Friday, May 8, 2015

The Water Diviner—Movie Review

by Peter J. O'Connell

The Water Diviner. Released (U.S.): April 2015. Runtime: 111 mins. Rated: R for war violence, including some disturbing images.

In April 1915 British, Australian and New Zealand troops landed on Turkey's Gallipoli peninsula and began an eight-months' attempt to reach Constantinople (Istanbul) and knock the Ottoman Empire, Germany's ally, out of the World War. The struggle was gallant but doomed and very bloody. For Australia and New Zealand, however, the campaign was seen as a baptism of fire, a coming of age for the two Commonwealth countries, and it occupies a hallowed place in the hearts of Aussies and Kiwis to this day, a hundred years later.

The Water Diviner, directed by and starring Australian actor Russell Crowe, is a movie dealing with the aftermath of the Gallipoli campaign. Crowe plays Joshua Cooper, a newly widowed farmer from a semiarid region of Australia, who has the gift of finding water with the use of divining rods. Joshua's three sons were declared “missing in action” at Gallipoli, and Joshua comes to Turkey in 1919 determined to learn what happened to them and recover their remains, if possible.

The situation in Turkey is tense in 1919. Diplomats are carving up the Ottoman Empire at peace conferences that will shape (misshape?) the modern Middle East; Britain occupies part of Turkey; grievances between Turkey and Greece are leading toward war; nationalist and secularist Turks are plotting to overthrow the sultanate/caliphate.

British authorities at first deny Joshua the right to go to the Gallipoli battlefields and grave sites. He has to remain in a small hotel in Istanbul, where he befriends a little Turkish boy (Dylan Georgiades) and observes the problems of the boy's lovely mother, Ayshe (Olga Kurylenko), who is attempting to avoid becoming the second (polygamous) wife of her husband's brother. The brother claims that Ayshe's husband died at Gallipoli; she claims that, like Joshua's sons, he is “missing in action” and could still be alive.

Eventually, Joshua is allowed to go to the Gallipoli sites, where a sympathetic Turkish major (Yilmaz Erdogan) involved in the nationalist movement helps him ascertain for sure the fate of two of his sons. The rest of the movie intercuts Joshua's attempts to learn what happened to his third son with events at the hotel and developments on the broader political/military scene.
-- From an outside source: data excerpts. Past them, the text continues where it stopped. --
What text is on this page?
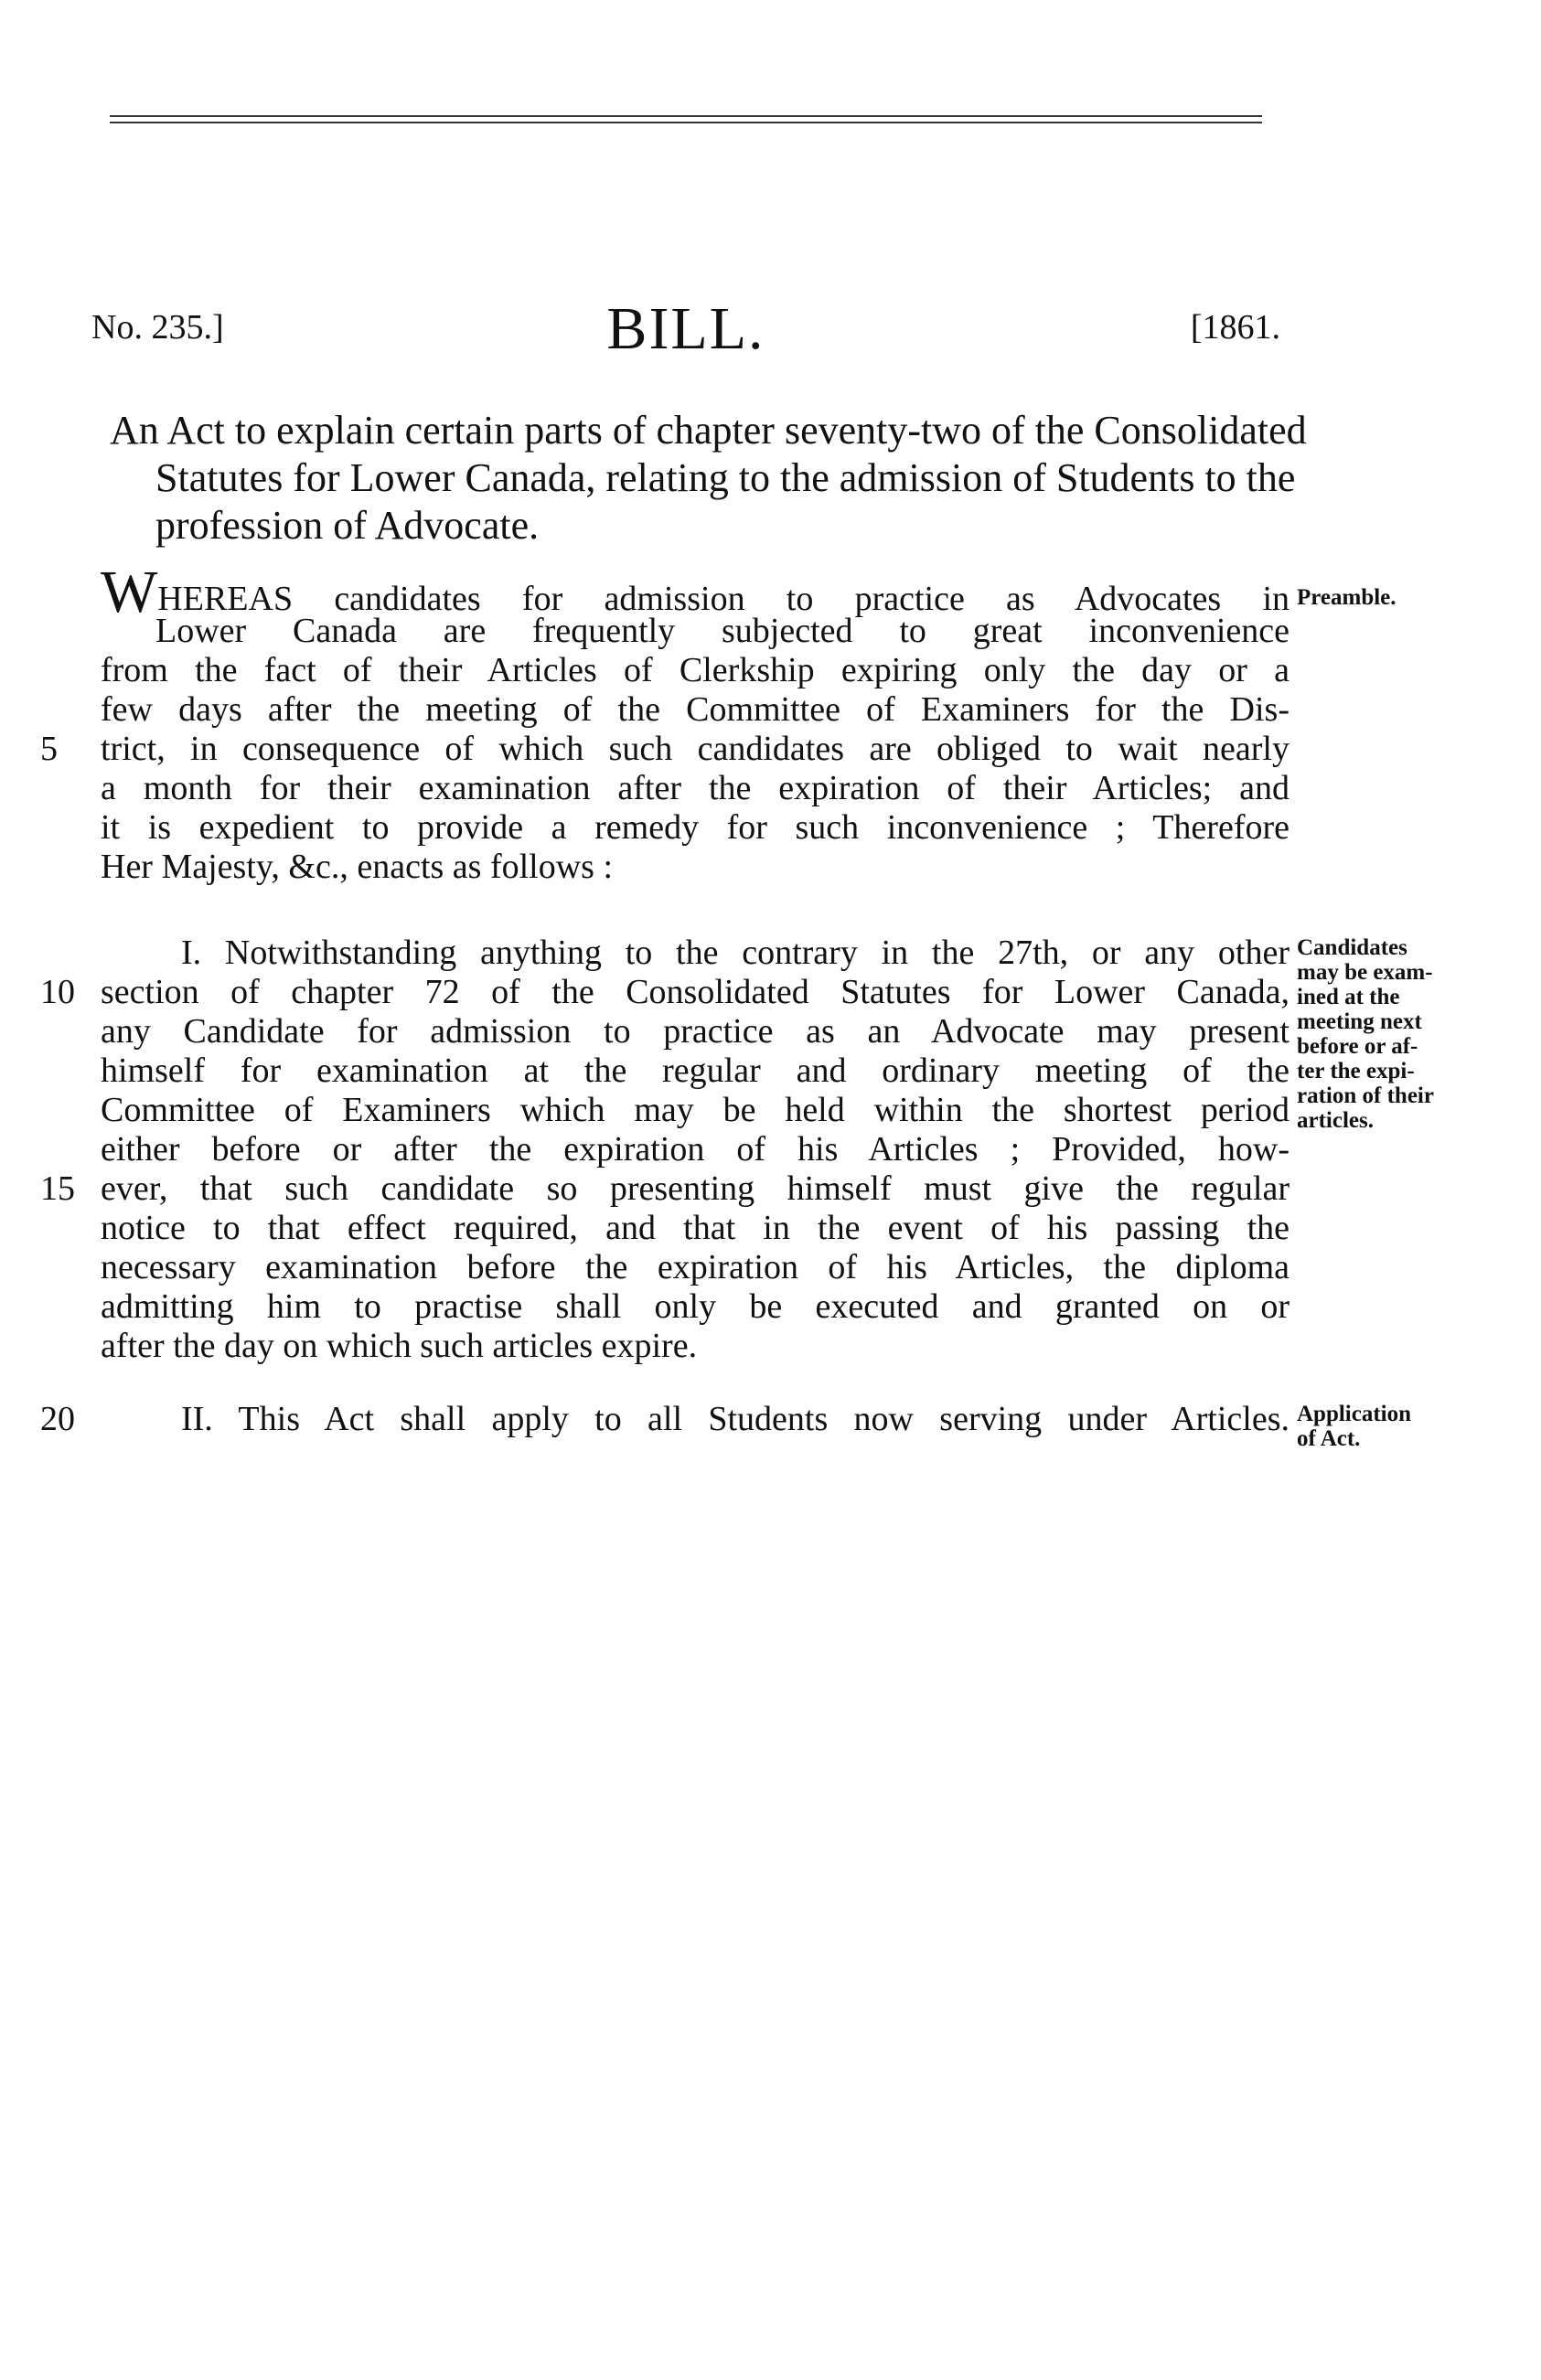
No. 235.]	BILL.	[1861.
An Act to explain certain parts of chapter seventy-two of the Consolidated Statutes for Lower Canada, relating to the admission of Students to the profession of Advocate.
WHEREAS candidates for admission to practice as Advocates in
Lower Canada are frequently subjected to great inconvenience
from the fact of their Articles of Clerkship expiring only the day or a
few days after the meeting of the Committee of Examiners for the Dis-
trict, in consequence of which such candidates are obliged to wait nearly
a month for their examination after the expiration of their Articles; and
it is expedient to provide a remedy for such inconvenience ; Therefore
Her Majesty, &c., enacts as follows :
I. Notwithstanding anything to the contrary in the 27th, or any other
section of chapter 72 of the Consolidated Statutes for Lower Canada,
any Candidate for admission to practice as an Advocate may present
himself for examination at the regular and ordinary meeting of the
Committee of Examiners which may be held within the shortest period
either before or after the expiration of his Articles ; Provided, how-
ever, that such candidate so presenting himself must give the regular
notice to that effect required, and that in the event of his passing the
necessary examination before the expiration of his Articles, the diploma
admitting him to practise shall only be executed and granted on or
after the day on which such articles expire.
II. This Act shall apply to all Students now serving under Articles.
5
10
15
20
Preamble.
Candidates
may be exam-
ined at the
meeting next
before or af-
ter the expi-
ration of their
articles.
Application
of Act.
Metaphorically speaking, the question hanging over the movie is whether Joshua, the water diviner, will find what he needs for his life to begin growing again.

The movie, Crowe's directorial debut, has both distinctive strengths and weaknesses. Crowe has always been good at playing strong men with deep feelings palpably held in check. It is also hard to take one's eyes off Olga Kurylenko's performance when she is on the screen, no matter how many other characters are sharing the screen with her. And Yilmaz Erdogan is topnotch as the Turkish major.

The movie's scenes are often gorgeously photographed but, however, tend to proceed in a kind of slideshow fashion—scene with beginning/middle/end followed by scene with beginning/middle/end, and so on and so forth. This kind of editing actually tends to weaken the unity of the film as a whole.

The movie deserves credit for treating an important historical topic, Middle Eastern aspects of the First World War, that is not often addressed and in dealing with somewhat complex personal and political issues in a rather intelligent way (despite some generic derring-do near the end). However, though its Australian and Turkish characters are treated humanistically, its British characters are rather stereotyped and the Greek characters demonized.


“Footnotes” to the film: (1) Other movies dealing with the First World War in the Middle East include: British director David Lean's epic Lawrence of Arabia (1962), which made Peter O'Toole a superstar; Australian director Peter Weir's Gallipoli (1981), an extremely moving antiwar film that made Mel Gibson a star; Australian director Simon Wincer's The Lighthorsemen (1987), about Australian cavalry in Syria and Palestine. (2) American director Robert Wise's The Desert Rats (1953), with James Mason Richard Burton and Robert Newton, deals with the exploits of Australian troops in North Africa during the Second World War.